L’affaire de la Boursoufle est le dernier ouvrage d’une trilogie (L’affaire de l’Alycastre et l’affaire du Port d’Alon) construite autour d’un personnage récurrent : le commissaire Auguste Pitalugue, né à Bandol, au franc-parler marseillais et à la faconde méditerranéenne.
Après quelques signes prémonitoires (un match de foot qui dégénère, la mort énigmatique d’un cochon truffier…) une épidémie mystérieuse « la Boursoufle » s’abat sur un village de Haute Provence. Des chèvres sont d’abord touchées, puis il y a mort d’homme. Ces événements qui semblent avoir un lien avec une catastrophe similaire survenue dans le passé ne sont pas sans rapport avec les Saintes Écritures. S’agit-il vraiment d’une maladie accidentelle ou d’un acte criminel ? Pitalugue et sa fidèle équipière Louise Devauvré de l’Évêché de Marseille sont missionnés sur place par le Parquet. D’autres morts vont suivre. La panique s’installe et on n’hésite pas à invoquer le Divin et les dix plaies d’Égypte, châtiment de Dieu. Au fil d’une enquête riche en rebondissements le dénouement, inattendu, pourra-t-il être porté à la connaissance de tous ?
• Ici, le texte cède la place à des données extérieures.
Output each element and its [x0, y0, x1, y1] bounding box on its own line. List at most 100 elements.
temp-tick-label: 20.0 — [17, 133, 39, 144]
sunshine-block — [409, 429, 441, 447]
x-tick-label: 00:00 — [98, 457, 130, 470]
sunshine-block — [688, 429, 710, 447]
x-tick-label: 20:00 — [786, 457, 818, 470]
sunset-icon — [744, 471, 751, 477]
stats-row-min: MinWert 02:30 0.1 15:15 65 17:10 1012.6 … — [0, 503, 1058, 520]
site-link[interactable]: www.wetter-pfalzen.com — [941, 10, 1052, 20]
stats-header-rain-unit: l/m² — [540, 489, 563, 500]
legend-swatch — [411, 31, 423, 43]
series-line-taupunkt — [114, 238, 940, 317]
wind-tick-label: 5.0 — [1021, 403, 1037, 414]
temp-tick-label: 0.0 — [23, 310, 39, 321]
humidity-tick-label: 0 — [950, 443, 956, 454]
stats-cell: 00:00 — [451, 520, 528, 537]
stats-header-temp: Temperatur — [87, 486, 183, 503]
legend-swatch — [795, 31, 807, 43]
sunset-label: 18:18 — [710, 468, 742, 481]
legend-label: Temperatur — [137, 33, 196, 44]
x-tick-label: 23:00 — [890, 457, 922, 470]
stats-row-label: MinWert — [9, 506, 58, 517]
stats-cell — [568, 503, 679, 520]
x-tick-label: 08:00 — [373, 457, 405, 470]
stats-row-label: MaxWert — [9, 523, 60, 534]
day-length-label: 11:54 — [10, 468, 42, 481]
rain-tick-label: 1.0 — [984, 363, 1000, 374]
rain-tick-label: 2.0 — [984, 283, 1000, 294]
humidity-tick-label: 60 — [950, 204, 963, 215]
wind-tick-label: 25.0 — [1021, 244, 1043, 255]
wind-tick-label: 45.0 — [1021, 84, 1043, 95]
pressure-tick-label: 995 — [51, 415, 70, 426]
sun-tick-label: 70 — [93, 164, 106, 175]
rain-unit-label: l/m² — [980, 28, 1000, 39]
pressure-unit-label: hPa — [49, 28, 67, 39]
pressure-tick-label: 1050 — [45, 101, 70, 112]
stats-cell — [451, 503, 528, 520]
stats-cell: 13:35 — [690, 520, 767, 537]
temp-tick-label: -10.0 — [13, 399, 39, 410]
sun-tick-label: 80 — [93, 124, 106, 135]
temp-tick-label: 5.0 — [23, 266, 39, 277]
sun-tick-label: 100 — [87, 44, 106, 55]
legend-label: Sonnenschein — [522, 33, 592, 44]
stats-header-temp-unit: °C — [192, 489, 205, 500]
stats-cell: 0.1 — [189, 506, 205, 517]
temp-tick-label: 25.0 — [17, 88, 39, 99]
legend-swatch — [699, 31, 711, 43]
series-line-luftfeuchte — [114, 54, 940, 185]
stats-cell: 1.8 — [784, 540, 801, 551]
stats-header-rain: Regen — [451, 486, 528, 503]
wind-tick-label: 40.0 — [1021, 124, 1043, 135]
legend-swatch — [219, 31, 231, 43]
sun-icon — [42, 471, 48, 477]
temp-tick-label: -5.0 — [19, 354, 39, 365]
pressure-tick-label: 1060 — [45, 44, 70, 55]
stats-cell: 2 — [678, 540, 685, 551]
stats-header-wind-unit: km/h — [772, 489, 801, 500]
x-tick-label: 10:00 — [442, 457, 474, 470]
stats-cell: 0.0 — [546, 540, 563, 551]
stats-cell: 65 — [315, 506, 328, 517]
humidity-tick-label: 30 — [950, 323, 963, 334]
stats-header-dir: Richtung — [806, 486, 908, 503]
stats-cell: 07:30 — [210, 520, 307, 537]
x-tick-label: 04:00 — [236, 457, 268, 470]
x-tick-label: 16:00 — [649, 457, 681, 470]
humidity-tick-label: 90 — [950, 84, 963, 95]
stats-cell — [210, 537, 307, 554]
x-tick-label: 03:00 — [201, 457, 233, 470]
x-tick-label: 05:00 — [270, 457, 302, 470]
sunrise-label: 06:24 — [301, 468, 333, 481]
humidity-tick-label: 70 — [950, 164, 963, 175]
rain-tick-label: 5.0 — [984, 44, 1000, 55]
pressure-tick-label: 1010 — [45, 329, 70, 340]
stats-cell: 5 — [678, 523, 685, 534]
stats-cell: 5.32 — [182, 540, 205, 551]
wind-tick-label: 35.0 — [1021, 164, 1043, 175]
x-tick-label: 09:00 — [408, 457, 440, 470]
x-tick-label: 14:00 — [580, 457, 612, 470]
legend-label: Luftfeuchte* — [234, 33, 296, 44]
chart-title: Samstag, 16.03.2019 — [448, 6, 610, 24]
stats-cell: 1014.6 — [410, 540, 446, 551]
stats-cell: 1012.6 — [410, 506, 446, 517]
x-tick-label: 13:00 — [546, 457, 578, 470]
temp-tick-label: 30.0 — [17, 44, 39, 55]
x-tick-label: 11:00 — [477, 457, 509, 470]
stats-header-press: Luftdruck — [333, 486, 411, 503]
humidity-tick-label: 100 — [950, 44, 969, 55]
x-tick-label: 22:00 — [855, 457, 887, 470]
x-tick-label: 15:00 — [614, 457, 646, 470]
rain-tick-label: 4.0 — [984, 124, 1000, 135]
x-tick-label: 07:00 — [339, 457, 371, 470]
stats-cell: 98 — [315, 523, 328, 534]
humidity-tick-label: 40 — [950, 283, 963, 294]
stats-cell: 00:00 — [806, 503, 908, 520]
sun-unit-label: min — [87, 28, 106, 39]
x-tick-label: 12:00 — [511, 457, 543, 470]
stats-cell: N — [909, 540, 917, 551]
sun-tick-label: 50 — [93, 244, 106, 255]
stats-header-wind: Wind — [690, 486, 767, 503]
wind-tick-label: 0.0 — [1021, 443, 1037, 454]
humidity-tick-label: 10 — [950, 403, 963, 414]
Le premier tome, « L’affaire de l’Alycastre » est directement inspiré d’un récit écrit dans le cadre du troisième concours d’écriture organisé par l’association "Lire à Porquerolles" en septembre 2003 sur le thème "Rififi à Porquerolles" ; l’association célébrait le centenaire de la naissance de Georges Simenon. La nouvelle avait obtenu le prix spécial du jury… remis par Mylène Demongeot (épouse du fils de G.Simenon)Ce polar permet de découvrir le commissaire Auguste Pitalugue ; il se réfère souvent au « Bandol d’autrefois » mêlant l’histoire de la pègre toulonnaise ou marseillaise et l’Histoire avec un grand H, celle de notre cité balnéaire durant le second conflit mondial.Dans le deuxième tome, « L’affaire du port d’Alon » Pitalugue va quitter son cabanon, son refuge de Porquerolles, pour traquer un meurtrier en série dont le rituel fait référence à celui de nombreux psychopathes répertoriés par les criminologues durant ces 50 dernières années. Ce livre a fait l’objet d’une libre adaptation pour FR3 sous le titre « le sang des Iles d’Or » par le réalisateur Claude Michel Rome ; ce dernier écrira que le manuscrit de jean Marie Schneider lui a évoqué le célèbre « Silence des agneaux ».

Dans tous ses ouvrages Jean-Marie Schneider fait volontiers usage du « parler marseillais ». La plupart des protagonistes de ses aventures sont d’origine méditerranéenne de sorte que ses dialogues n’auraient pas été d’équerre si dans la bouche de ses personnages on ne retrouvait pas la langue de Pagnol.

À Bandol : Dédicaces lors de la Valse des Capians les 10 et 11 juin, le 17 juin à la librairie « Les Mots Passants », le 25 juin au « Hall de la Presse ».